By default sendmail listens only on localhost and doesn't accept outside
connections. It is only used for internal submission, such as daily reports.

If you're sending from a host to its jail, then this is another story.
In most cases you'll get some unexpected results.

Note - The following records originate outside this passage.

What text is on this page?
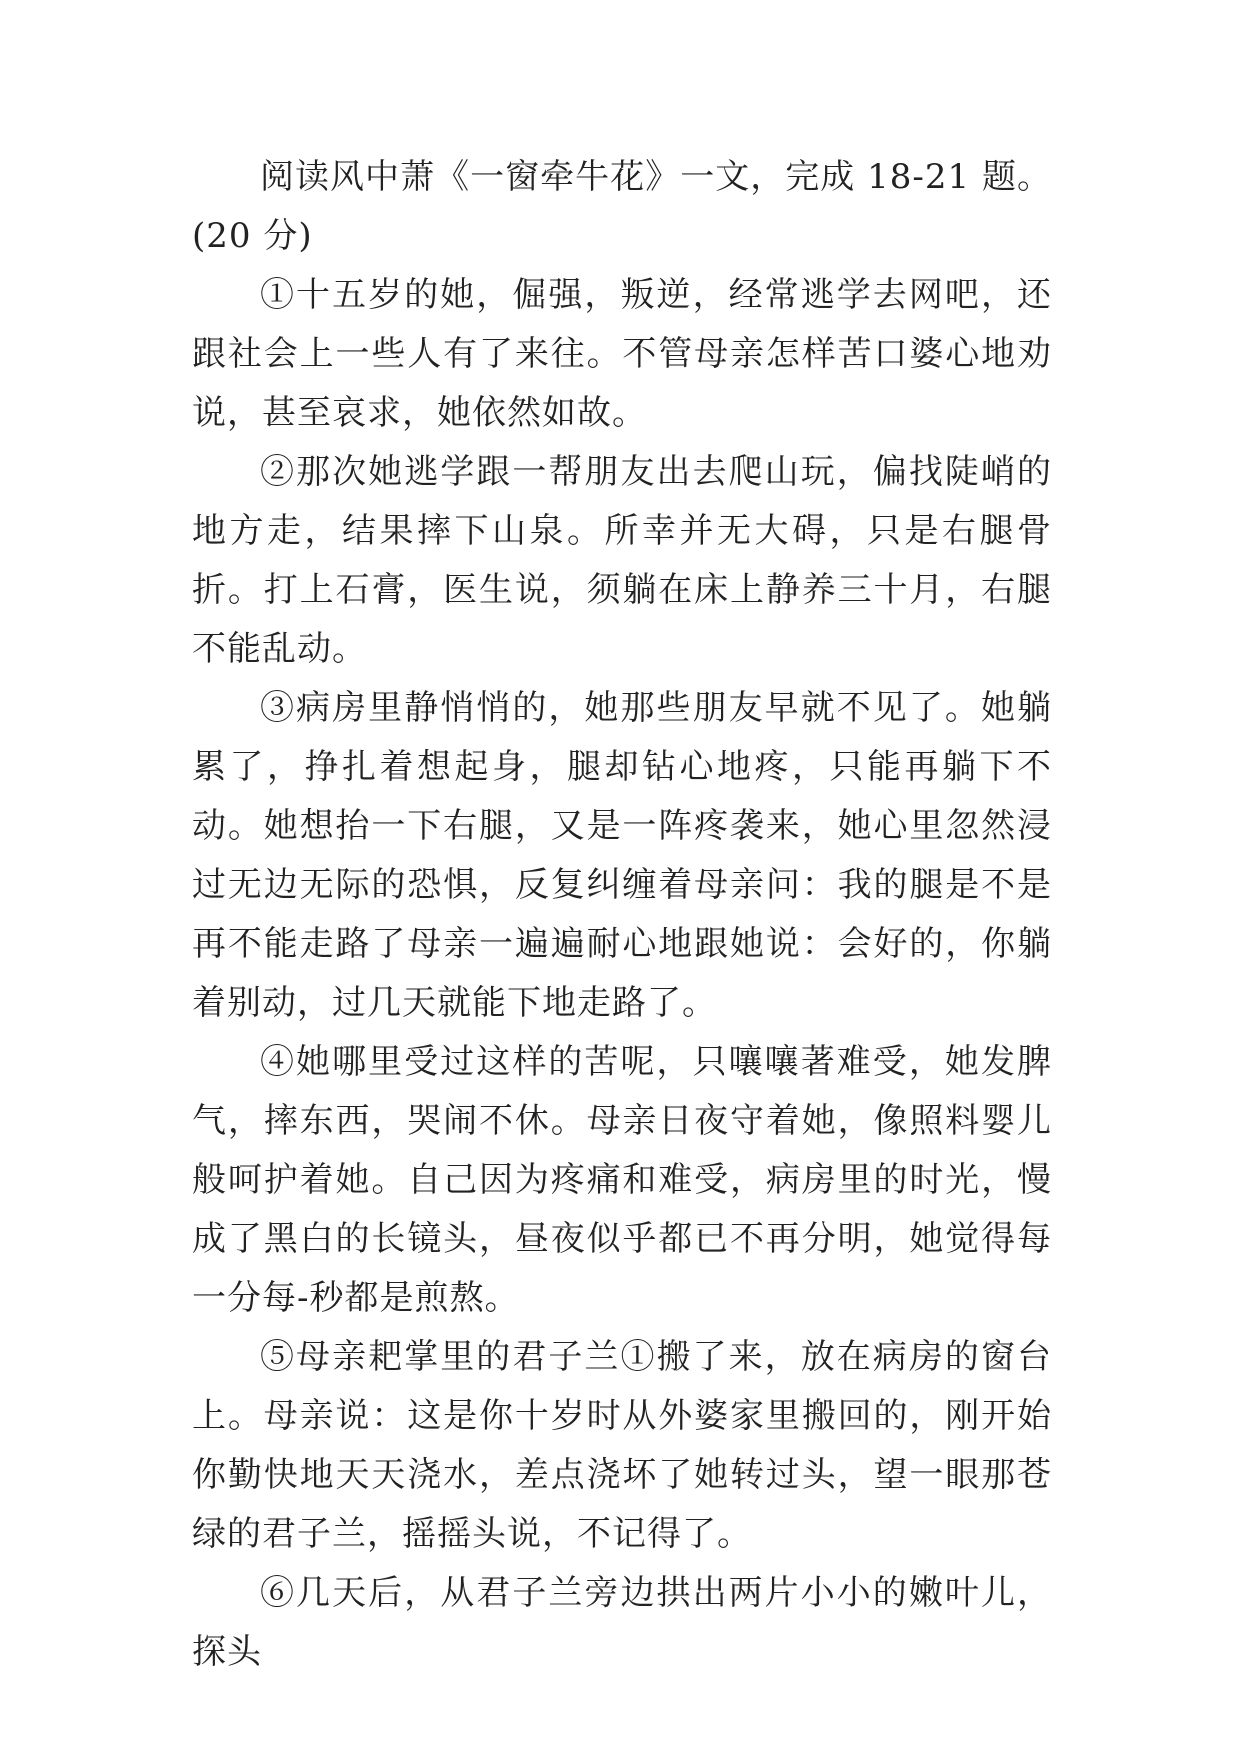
阅读风中萧《一窗牵牛花》一文，完成 18-21 题。(20 分)

①十五岁的她，倔强，叛逆，经常逃学去网吧，还跟社会上一些人有了来往。不管母亲怎样苦口婆心地劝说，甚至哀求，她依然如故。

②那次她逃学跟一帮朋友出去爬山玩，偏找陡峭的地方走，结果摔下山泉。所幸并无大碍，只是右腿骨折。打上石膏，医生说，须躺在床上静养三十月，右腿不能乱动。

③病房里静悄悄的，她那些朋友早就不见了。她躺累了，挣扎着想起身，腿却钻心地疼，只能再躺下不动。她想抬一下右腿，又是一阵疼袭来，她心里忽然浸过无边无际的恐惧，反复纠缠着母亲问：我的腿是不是再不能走路了母亲一遍遍耐心地跟她说：会好的，你躺着别动，过几天就能下地走路了。

④她哪里受过这样的苦呢，只嚷嚷著难受，她发脾气，摔东西，哭闹不休。母亲日夜守着她，像照料婴儿般呵护着她。自己因为疼痛和难受，病房里的时光，慢成了黑白的长镜头，昼夜似乎都已不再分明，她觉得每一分每-秒都是煎熬。

⑤母亲耙掌里的君子兰①搬了来，放在病房的窗台上。母亲说：这是你十岁时从外婆家里搬回的，刚开始你勤快地天天浇水，差点浇坏了她转过头，望一眼那苍绿的君子兰，摇摇头说，不记得了。

⑥几天后，从君子兰旁边拱出两片小小的嫩叶儿，探头
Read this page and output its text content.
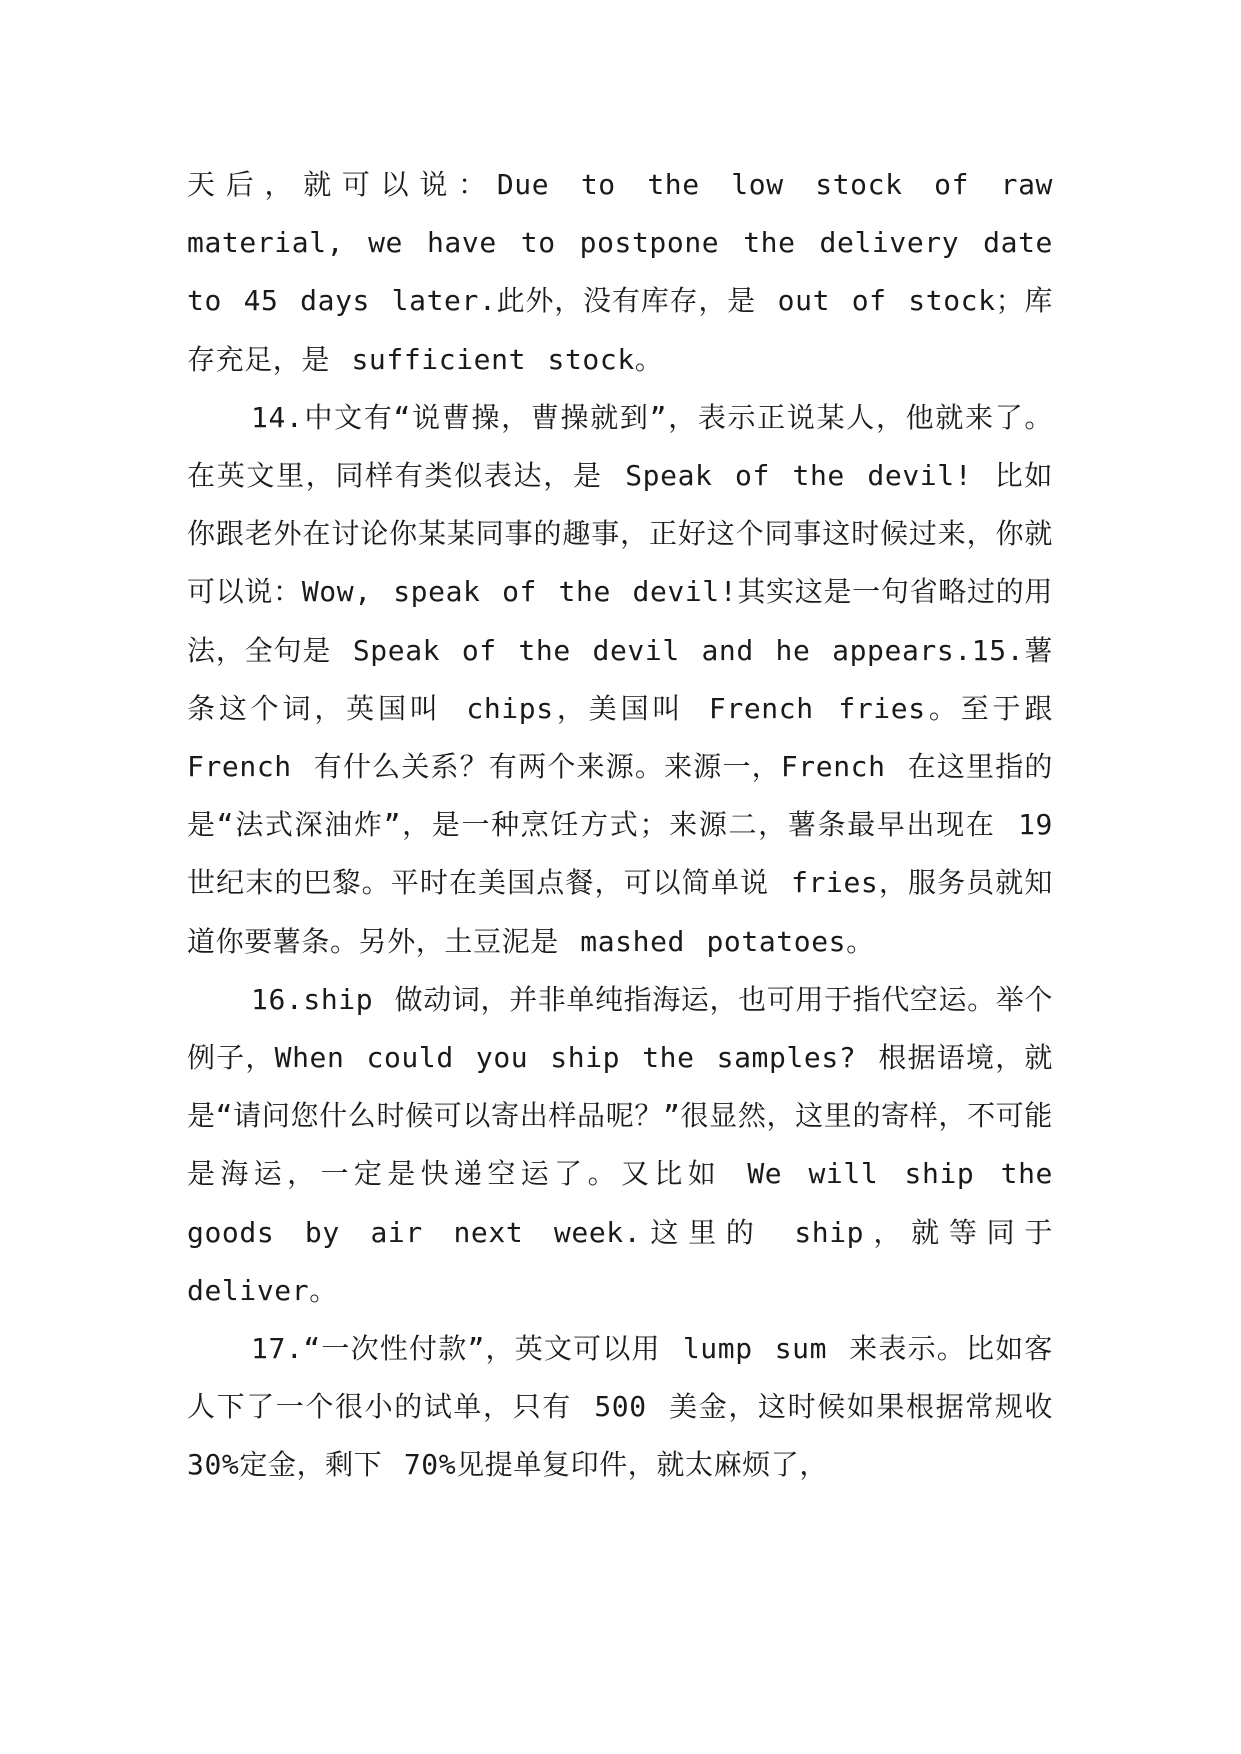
天后，就可以说：Due to the low stock of raw material, we have to postpone the delivery date to 45 days later.此外，没有库存，是 out of stock；库存充足，是 sufficient stock。

14.中文有“说曹操，曹操就到”，表示正说某人，他就来了。在英文里，同样有类似表达，是 Speak of the devil! 比如你跟老外在讨论你某某同事的趣事，正好这个同事这时候过来，你就可以说：Wow, speak of the devil!其实这是一句省略过的用法，全句是 Speak of the devil and he appears.15.薯条这个词，英国叫 chips，美国叫 French fries。至于跟 French 有什么关系？有两个来源。来源一，French 在这里指的是“法式深油炸”，是一种烹饪方式；来源二，薯条最早出现在 19 世纪末的巴黎。平时在美国点餐，可以简单说 fries，服务员就知道你要薯条。另外，土豆泥是 mashed potatoes。

16.ship 做动词，并非单纯指海运，也可用于指代空运。举个例子，When could you ship the samples? 根据语境，就是“请问您什么时候可以寄出样品呢？”很显然，这里的寄样，不可能是海运，一定是快递空运了。又比如 We will ship the goods by air next week.这里的 ship，就等同于 deliver。

17.“一次性付款”，英文可以用 lump sum 来表示。比如客人下了一个很小的试单，只有 500 美金，这时候如果根据常规收 30%定金，剩下 70%见提单复印件，就太麻烦了，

> me@jail.example.com$ tail -f /var/log/maillog
> Feb 27 09:43:37 jail.example.com sm-mta[86832]: n1RFhbBp086832: from=<me@realhost>, size=735, class=0, 
> nrcpts=1, msgid=<20090227154335.877A442071@realhost>, bodytype=7BIT, proto=ESMTP, daemon=Daemon0, 
> relay=jail.example.com [10.0.5.70]
> Feb 27 09:43:37 jail.example.com sm-mta[86833]: n1RFhbBp086832: to=<me@jail.example.com>, delay=00:00:00, 
> xdelay=00:00:00, mailer=local, pri=30983, relay=local, dsn=2.0.0, stat=Sent
> 
> However, if I set sendmail_enable="NONE", then I can't send outbound email either:
> 
> me@jail.example.com$ echo foo | mail me@realhost
> me@jail.example.com$ tail -f /var/log/maillog
> Feb 27 09:37:37 jail.example.com sendmail[86513]: n1RFbbg3086513: from=me, size=28, class=0, nrcpts=1, 
> msgid=<200902271537.n1RFbbg3086513@jail.example.com>, relay=me@localhost
> Feb 27 09:37:37 jail.example.com sendmail[86513]: n1RFbbg3086513: to=me@realhost, ctladdr=me (1001/1001), 
> delay=00:00:00, xdelay=00:00:00, mailer=relay, pri=30028, relay=[127.0.0.1] [127.0.0.1], dsn=4.0.0, 
> stat=Deferred: Connection refused by [127.0.0.1]
> 
> What's the happy medium between "sendmail wide open" (eg sendmail_enable="NO" (WTF?)) and "disabled mail 
> system" (eg sendmail_enable="NONE")?

sendmail_enable="YES" accepts outside and local connections
sendmail_enable="NO" (the default) accepts local connections only
sendmail_enable="NONE" doesn't start the daemon, sendmail is off

Have a look at /etc/rc.d/sendmail for further hints.